Publicado em

A americana

Luís Carmelo no Hoje Macau (21 Setembro 2021)

«Restam-te os vinte metros quadrados do teu quarto. É a essa nave espacial a que pertences. Nela evaporas toda a cidade de Paris a bordo das cartas de Mário de Sá Carneiro. Nela bebes chá de frutas comprado numa loja de estrada em Badajoz. Nela traças a circum-navegação que te permite idolatrar seja quem for, ainda que não haja vivalma por quem possas morrer de desgosto.

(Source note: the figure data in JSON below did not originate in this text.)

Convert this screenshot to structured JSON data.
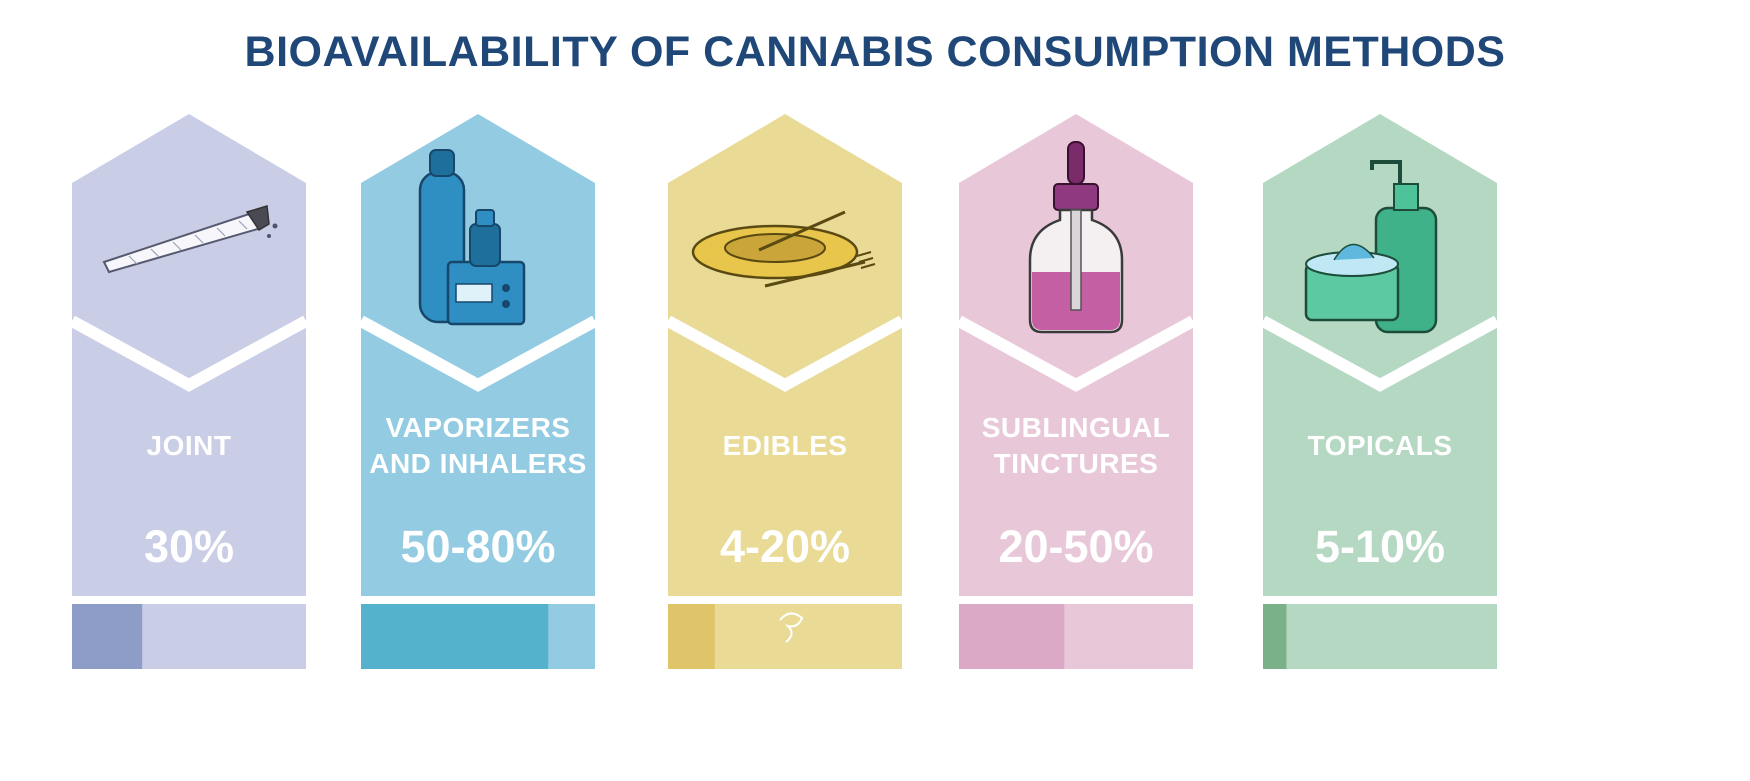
{
  "chart_data": {
    "type": "bar",
    "title": "BIOAVAILABILITY OF CANNABIS CONSUMPTION METHODS",
    "categories": [
      "JOINT",
      "VAPORIZERS AND INHALERS",
      "EDIBLES",
      "SUBLINGUAL TINCTURES",
      "TOPICALS"
    ],
    "category_lines": [
      [
        "JOINT"
      ],
      [
        "VAPORIZERS",
        "AND INHALERS"
      ],
      [
        "EDIBLES"
      ],
      [
        "SUBLINGUAL",
        "TINCTURES"
      ],
      [
        "TOPICALS"
      ]
    ],
    "value_labels": [
      "30%",
      "50-80%",
      "4-20%",
      "20-50%",
      "5-10%"
    ],
    "values": [
      30,
      80,
      20,
      45,
      10
    ],
    "ranges": [
      [
        30,
        30
      ],
      [
        50,
        80
      ],
      [
        4,
        20
      ],
      [
        20,
        50
      ],
      [
        5,
        10
      ]
    ],
    "ylim": [
      0,
      100
    ],
    "icons": [
      "joint-icon",
      "vaporizer-icon",
      "edible-bowl-icon",
      "tincture-dropper-icon",
      "topical-cream-icon"
    ],
    "colors": {
      "panel": [
        "#c9cde6",
        "#93cce2",
        "#e9db96",
        "#e8c8d8",
        "#b5d8c3"
      ],
      "bar": [
        "#8e9cc8",
        "#55b2cc",
        "#dfc46a",
        "#dba8c6",
        "#7bb189"
      ],
      "title": "#1f4778"
    }
  }
}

Pensarás: A consciência de si própria nunca é actual. O que vem até mim – o que vejo e o que lembro – desaparece e esvai-se em cada instante. É como se o leme do barco existisse fora do barco e me lançasse a sós, metros e metros à frente da proa, no meio do oceano alteroso. Esse barco é afinal o curso da vida (repetes para ti próprio em surdina): um continente adiado, sempre meio perdido.

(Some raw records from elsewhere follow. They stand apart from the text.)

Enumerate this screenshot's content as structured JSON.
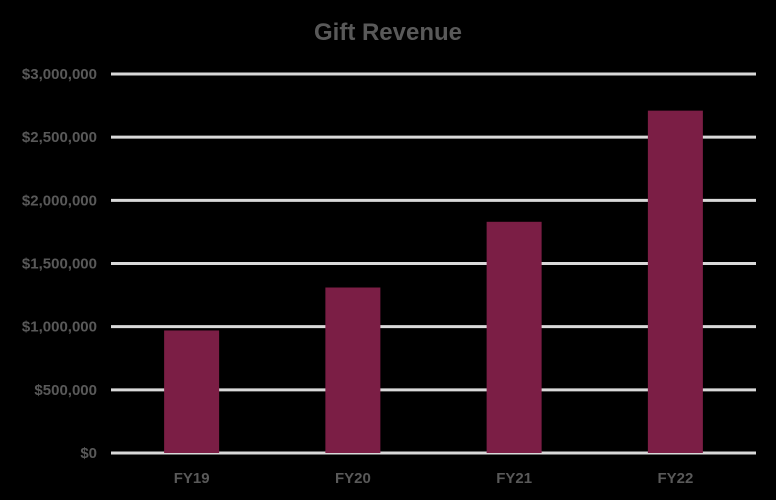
{
  "chart_data": {
    "type": "bar",
    "title": "Gift Revenue",
    "xlabel": "",
    "ylabel": "",
    "categories": [
      "FY19",
      "FY20",
      "FY21",
      "FY22"
    ],
    "values": [
      970000,
      1310000,
      1830000,
      2710000
    ],
    "ylim": [
      0,
      3000000
    ],
    "yticks": [
      0,
      500000,
      1000000,
      1500000,
      2000000,
      2500000,
      3000000
    ],
    "ytick_labels": [
      "$0",
      "$500,000",
      "$1,000,000",
      "$1,500,000",
      "$2,000,000",
      "$2,500,000",
      "$3,000,000"
    ],
    "grid": true,
    "legend": "none",
    "colors": {
      "bar": "#7b1e45",
      "background": "#000000",
      "grid": "#d9d9d9",
      "text": "#595959"
    }
  }
}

Adorarias apagar-te, fazer dos dias uma subtração. Sempre que sais de casa, fixas os olhos nas linhas imprecisas do asfalto. O teu corpo modificou-se e as vozes que nele e dele irradiam atropelam-se. Não imaginas sequer o que te falta, porque, muito provavelmente, viver é estar em falta. Quer olhes de baixo ou por cima para essa fonte rodeada de vasos, quer a olhes do interior onde cai a água ou de fora por onde agora passam os carros, é sempre a mesma fonte que tu observas. Mas nunca a abarcas na totalidade. A transcendência é apenas uma palavra que te segreda que tudo à tua volta está desconectado. Por isso sentes a vida como uma quebra e não sabes sequer como a exprimir com a tua boca. O medo não tem biologia, nem compleição. O medo é não poder convidar ninguém, não incitar a carne, não intimar o escuro.

Pensarás: Aquilo que nos espera é o oco profundo de um saguão, onde por vezes há pássaros escondidos que redemoinham a claridade. E assim foi.»